>
> (email exchange)
>
> On Jan 6, 2013 6:41 AM, Andrea wrote:
>
> Some interesting points made by Ulrich Bindseil and Adalbert Winkler (ECB) in
> their October 2012 paper
>
> How about these authors rethinking fiscal policy in the light of this?
> ;-)
>
The results of our analysis are as follows:
• A central bank that operates under a paper standard with a flexible exchange rate and without a monetary financing prohibition and other limits of borrowings placed on the banking sector is most flexible in containing a dual liquidity crisis.
• Raising interest rates to attract funding / capital inflows, while being the standard economic mechanism in normal times, may fail to equilibrate demand and supply in a confidence crisis as higher interest rates make it less likely that borrowers will be able to serve the debt. As a result, within any international monetary system characterized by some sort of a fixed exchange rate, the availability of inter-central bank credit determines the elasticity of a crisis country’s central bank in providing liquidity to banks and financial markets, notably government bond markets. Thus, the sustainability of fixed exchange rate systems depends on the elasticity of inter-central bank credit, i.e. the ability and willingness of the central banks of “safe haven countries” to provide loans to central banks of countries in financial distress (gold standard and peg to another country’s currency) and on the elasticity of liquidity provision by the common central bank (monetary union).
• In a monetary union, like the euro area, international arrangements are replaced by a common central bank that provides lender-of-last-resort lending to banks. In the institutional set-up of the euro area where national central banks are in charge of the actual conduct of central bank operations with a country’s banking system, this provision of liquidity is reflected in the “TARGET2 balances”. At the same time, the comparison of a central bank of a euro area type monetary union with a country central bank operating under flexible exchange rates and a paper standard, like the US Federal Reserve, shows that central banks under the former framework have a similar capacity in managing dual liquidity crises as long as the integrity of the monetary union is beyond any doubt.

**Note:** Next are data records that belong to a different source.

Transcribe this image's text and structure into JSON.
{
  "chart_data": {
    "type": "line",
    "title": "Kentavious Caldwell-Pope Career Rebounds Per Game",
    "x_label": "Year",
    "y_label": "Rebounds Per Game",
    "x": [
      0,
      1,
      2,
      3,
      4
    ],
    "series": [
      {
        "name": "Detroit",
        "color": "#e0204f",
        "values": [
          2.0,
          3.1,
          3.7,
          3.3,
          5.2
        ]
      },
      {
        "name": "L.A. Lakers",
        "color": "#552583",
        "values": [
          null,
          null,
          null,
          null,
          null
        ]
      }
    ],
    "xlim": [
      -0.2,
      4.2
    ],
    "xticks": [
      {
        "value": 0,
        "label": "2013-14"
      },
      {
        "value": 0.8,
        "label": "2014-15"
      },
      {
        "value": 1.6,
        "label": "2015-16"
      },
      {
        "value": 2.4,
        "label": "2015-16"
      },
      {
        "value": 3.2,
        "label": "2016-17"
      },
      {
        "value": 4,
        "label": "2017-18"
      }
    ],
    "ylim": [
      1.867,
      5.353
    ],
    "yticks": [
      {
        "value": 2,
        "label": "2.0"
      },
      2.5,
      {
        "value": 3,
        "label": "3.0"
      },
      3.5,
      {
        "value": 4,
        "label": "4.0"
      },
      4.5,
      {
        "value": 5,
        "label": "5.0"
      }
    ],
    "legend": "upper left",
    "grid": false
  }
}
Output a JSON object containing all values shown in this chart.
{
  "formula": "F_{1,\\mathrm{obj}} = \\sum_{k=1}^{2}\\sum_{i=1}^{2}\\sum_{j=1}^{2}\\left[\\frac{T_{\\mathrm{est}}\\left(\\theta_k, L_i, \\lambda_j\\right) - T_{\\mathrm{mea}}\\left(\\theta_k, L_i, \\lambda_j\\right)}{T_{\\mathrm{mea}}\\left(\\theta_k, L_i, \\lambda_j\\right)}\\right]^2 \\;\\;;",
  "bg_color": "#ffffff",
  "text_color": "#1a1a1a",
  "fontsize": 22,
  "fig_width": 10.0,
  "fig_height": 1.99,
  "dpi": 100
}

• Collateral constraints matter systematically under all monetary frameworks. As a result, a central bank confronted with a dual liquidity crisis has to be in a position to adjust collateral constraints in order to enhance the elasticity of its liquidity provision and to limit bank defaults and a deepening of the crisis. If done prudently, this may actually reduce central bank risk taking.
• Banks and securities markets can be subject to a liquidity crisis. However, while lender of last resort activities vis-à-vis banks are a widely accepted toolkit of a central bank, outright purchases of securities have been a controversial tool of central bank liquidity provision in financial crisis since the days of the real bills doctrine. Monetary financing prohibitions (regarding Governments) are a specific case of banning direct lending or primary market purchases of securities, namely securities issued by governments. If the central bank is either not allowed, or it is unwilling to conduct outright purchases of securities, the banking sector – supported by the central bank – can in principle act as the lender of last resort for debt securities markets. However, this is subject to additional constraints, i.e. the banks’ ability and willingness to perform this role. Moreover, it has specific drawbacks as, for instance, the possibility of diabolic solvency loops between banks, the issuers of debt securities, including the government and the real economy may arise.
• Borrowing limits of banks, i.e. quantitative credit constraints deliberately imposed by the central bank to limit the borrowing of banks from the central bank, accelerate a crisis because – if enforced – they signal to banks and markets that at those limits the central bank’s elasticity of liquidity provision ends. As a result, those limits push all banks (potentially) affected into a state of fear of becoming illiquid and hence into a state of strict liquidity hoarding.